Students and community members alike gathered at Southern Oregon University by the hundreds last Thursday and Friday to attend a lecture and seminar by Judge John E. Jones III.

The presentations by Jones kicked off this year’s campus theme of Civility. The first event, titled “From Scopes to Kitzmiller: Civility and Incivility at the intersection of Science, Religion, and Law,” was held Thursday in the Music Hall, and the second presentation, “Judicial Opinions and Civil Discourse: Is it Judicial Activism or Simply a Decision I Don’t Like?” was held Friday in the Stevenson Union’s Rogue River Room.

Jones was appointed to the bar in Pennsylvania by George W. Bush, and is most commonly know for residing over the controversial court case Kitzmiller v. Dover Area School District in 2005, where he ruled that it was unconstitutional to teach the theory of intelligent design in publicly funded schools.

In Thursday’s talk, Jones explained that teaching creationism was made nationally illegal in 1947 in the landmark Supreme Court case Everson v. Board of Education. Over time the verbiage evolved, creationism became creation science, and when that was not legally accepted, the term “intelligent design” emerged. The Dover School Board, which taught intelligent design to counterbalance evolution,debated the issue before Jones for six weeks. He was heavily scrutinized for his decision, and accused of ruling based on his personal beliefs.

Judson Risteau, a Medford resident who attended the first talk, said he attended under the assumption that Jones would be sharing his opinions about the 2005 case.

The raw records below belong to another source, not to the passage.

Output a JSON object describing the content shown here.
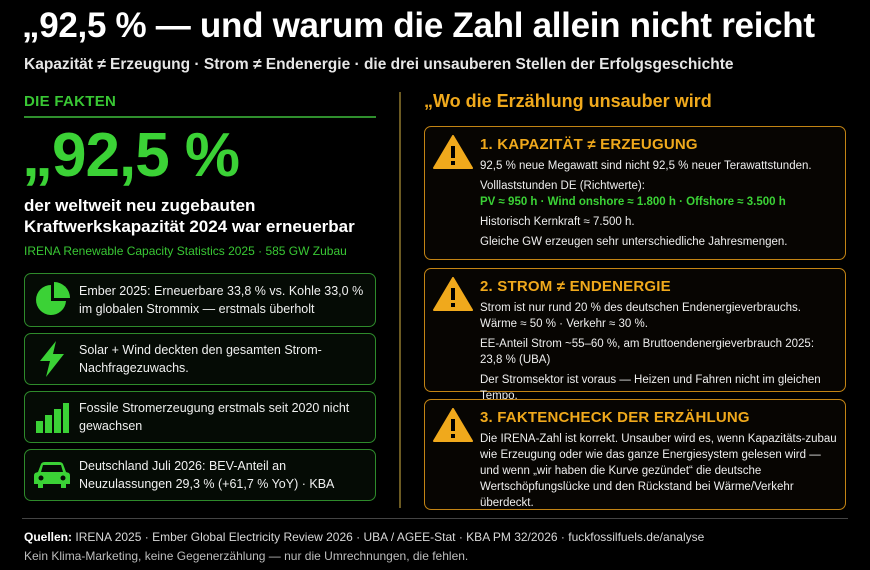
{
  "header": {
    "title": "„92,5 % — und warum die Zahl allein nicht reicht",
    "subtitle": "Kapazität ≠ Erzeugung · Strom ≠ Endenergie · die drei unsauberen Stellen der Erfolgsgeschichte"
  },
  "colors": {
    "accent_green": "#3bd236",
    "accent_orange": "#f0a91c",
    "background": "#000000"
  },
  "facts": {
    "heading": "DIE FAKTEN",
    "big_number": "„92,5 %",
    "big_desc": "der weltweit neu zugebauten Kraftwerkskapazität 2024 war erneuerbar",
    "big_source": "IRENA Renewable Capacity Statistics 2025 · 585 GW Zubau",
    "items": [
      {
        "icon": "pie-chart-icon",
        "text": "Ember 2025: Erneuerbare 33,8 % vs. Kohle 33,0 % im globalen Strommix — erstmals überholt"
      },
      {
        "icon": "lightning-icon",
        "text": "Solar + Wind deckten den gesamten Strom-Nachfragezuwachs."
      },
      {
        "icon": "bar-chart-icon",
        "text": "Fossile Stromerzeugung erstmals seit 2020 nicht gewachsen"
      },
      {
        "icon": "car-icon",
        "text": "Deutschland Juli 2026: BEV-Anteil an Neuzulassungen 29,3 % (+61,7 % YoY) · KBA"
      }
    ]
  },
  "narrative": {
    "heading": "„Wo die Erzählung unsauber wird",
    "cards": [
      {
        "icon": "warning-icon",
        "title": "1. KAPAZITÄT ≠ ERZEUGUNG",
        "lines": [
          "92,5 % neue Megawatt sind nicht 92,5 % neuer Terawattstunden.",
          "Volllaststunden DE (Richtwerte):",
          "PV ≈ 950 h · Wind onshore ≈ 1.800 h · Offshore ≈ 3.500 h",
          "Historisch Kernkraft ≈ 7.500 h.",
          "Gleiche GW erzeugen sehr unterschiedliche Jahresmengen."
        ]
      },
      {
        "icon": "warning-icon",
        "title": "2. STROM ≠ ENDENERGIE",
        "lines": [
          "Strom ist nur rund 20 % des deutschen Endenergieverbrauchs.",
          "Wärme ≈ 50 % · Verkehr ≈ 30 %.",
          "EE-Anteil Strom ~55–60 %, am Bruttoendenergieverbrauch 2025: 23,8 % (UBA)",
          "Der Stromsektor ist voraus — Heizen und Fahren nicht im gleichen Tempo."
        ]
      },
      {
        "icon": "warning-icon",
        "title": "3. FAKTENCHECK DER ERZÄHLUNG",
        "lines": [
          "Die IRENA-Zahl ist korrekt. Unsauber wird es, wenn Kapazitäts-zubau wie Erzeugung oder wie das ganze Energiesystem gelesen wird — und wenn „wir haben die Kurve gezündet“ die deutsche Wertschöpfungslücke und den Rückstand bei Wärme/Verkehr überdeckt."
        ]
      }
    ]
  },
  "footer": {
    "sources_label": "Quellen:",
    "sources_text": "IRENA 2025 · Ember Global Electricity Review 2026 · UBA / AGEE-Stat · KBA PM 32/2026 · fuckfossilfuels.de/analyse",
    "note": "Kein Klima-Marketing, keine Gegenerzählung — nur die Umrechnungen, die fehlen."
  }
}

“I don’t know if he believes in creationism or not,” said Risteau. “He didn’t talk about his views on the case, he talked about the way that people reacted to it: aggressively and, like he said, uncivilly.”

Following the ruling, Jones was coined an “activist judge,” ostracized by the media, and received death threats which caused a constant need for protection. He explained that he was not an activist judge, but that “the case was a result of an activist school board,” and that although opinions are always subject to criticism, “judges are not accountable to the public will, but are accountable to the Constitution and the Bill of Rights.”

The foundation of his seminars was the lack of civility in the public’s response to the verdict, the urging of civility and embraced intellectualism, and the danger of biased and uniformed opinions.

Jones closed the Friday seminar by urging the public to “listen carefully, and perhaps for an extended period of time, before forming judgments.”

The theme of civility will continue at the SOU campus through the remainder of the school year. At the next event, SOU Psychology Professor Doug Smith, California State University professor of Education Psychology Uanh Tran, and Victor Chang and Matt Vogel of the SOU Student Health and Wellness Center will be giving a talk titled “Fostering Civility in Youth,” held on Oct. 27 in the Meese Room of the Hannon Library.

Additional talks are scheduled throughout the term, including “Difficult Dialogues: Cultivating Civility and Mutual Understanding at Home and Abroad,” on Nov. 3, and “Civility, Democracy, and Conflict,” on Nov. 17.